How to you build a spacecraft and an experiment to survive plunging into the atmosphere of a star? This page provides some background on what we can do on Earth to prepare for a solar encounter.

Both SPP and the SWEAP instruments will be exposed to a new and harsh environment, with surfaces experiencing high temperatures and intense particle fluxes. At closest approach the Sun will be more than twenty times larger and 500 times brighter than it is at Earth. Our most important demonstration for SWEAP was to prove that the components of our instruments exposed to sunlight would survive these conditions. But how can you re-create the inferno of the solar atmosphere on Earth?

For our project we use the largest solar furnace
in the world to simulate encounters with the Sun.

In order to test our design, we worked with the Processes, Materials and Solar Energy (PROMES) laboratory in Perpignan, France. PROMES is run by the National Centre for Scientific Research (CNRS) and features the largest solar furnace in the world. One one side of a mountain 64 giant mirrors slowly move and track the Sun as it moves across the sky. The mirrors reflect sunlight onto the side of the main building, which is shown in the picture above. As you can see, the side of the building is curved and covered with thousands of small mirrors, each tilted at a slightly different angle in order to focus the sunlight onto a small spot in the side of a vacuum chamber located in the top fo the tower.

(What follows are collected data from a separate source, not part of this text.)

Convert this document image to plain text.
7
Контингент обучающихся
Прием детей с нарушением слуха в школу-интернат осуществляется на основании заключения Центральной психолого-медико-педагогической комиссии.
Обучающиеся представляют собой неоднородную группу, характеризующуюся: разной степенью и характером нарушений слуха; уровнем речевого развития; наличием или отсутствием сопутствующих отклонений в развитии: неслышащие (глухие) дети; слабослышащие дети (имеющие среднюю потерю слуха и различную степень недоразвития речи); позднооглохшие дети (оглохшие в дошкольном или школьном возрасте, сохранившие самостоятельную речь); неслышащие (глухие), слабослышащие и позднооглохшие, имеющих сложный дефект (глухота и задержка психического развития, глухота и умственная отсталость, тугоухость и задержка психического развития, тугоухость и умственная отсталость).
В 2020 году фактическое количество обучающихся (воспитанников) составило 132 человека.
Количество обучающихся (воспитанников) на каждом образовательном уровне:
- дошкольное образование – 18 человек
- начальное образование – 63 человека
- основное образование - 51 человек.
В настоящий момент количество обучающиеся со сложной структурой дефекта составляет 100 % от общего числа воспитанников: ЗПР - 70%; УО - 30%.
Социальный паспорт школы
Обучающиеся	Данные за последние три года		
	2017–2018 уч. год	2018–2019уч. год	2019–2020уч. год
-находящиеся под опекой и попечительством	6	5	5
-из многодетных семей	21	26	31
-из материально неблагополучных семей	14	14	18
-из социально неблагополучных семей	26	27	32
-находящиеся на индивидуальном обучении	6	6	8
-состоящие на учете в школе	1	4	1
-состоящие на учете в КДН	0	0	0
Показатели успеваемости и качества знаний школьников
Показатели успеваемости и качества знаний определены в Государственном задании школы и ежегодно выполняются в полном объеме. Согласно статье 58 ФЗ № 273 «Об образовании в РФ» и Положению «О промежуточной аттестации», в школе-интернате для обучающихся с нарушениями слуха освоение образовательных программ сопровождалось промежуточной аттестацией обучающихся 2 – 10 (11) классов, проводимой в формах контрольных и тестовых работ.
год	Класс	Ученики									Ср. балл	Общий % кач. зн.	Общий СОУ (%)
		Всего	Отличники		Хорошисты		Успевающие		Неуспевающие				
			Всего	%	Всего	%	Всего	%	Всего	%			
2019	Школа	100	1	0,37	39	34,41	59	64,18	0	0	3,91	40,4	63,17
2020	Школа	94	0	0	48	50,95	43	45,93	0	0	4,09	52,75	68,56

The furnace dumps one megawatt (1 MW) of sunlight onto the entrance to a quartz-windowed vacuum chamber in the tower. The chamber includes a particle accelerator that can reproduce solar wind ion fluxes, a UV light source to reproduce the portion of the solar spectrum blocked by the atmosphere, and diagnostic equipment including mass spectrometers and optical pyrometers to monitor mass loss and surface temperatures. Instrument components were imaged with a scanning electron microscope (SEM), placed in the chamber and heated beyond 1400C, and then removed and re-imaged. Later that year samples at the furnace were raised to 2500C (more than 1000C hotter than we will ever experience in the solar atmosphere) and simultaneously exposed to an ion beam four orders of magnitude more intense than the solar wind at closest approach, again with no problems.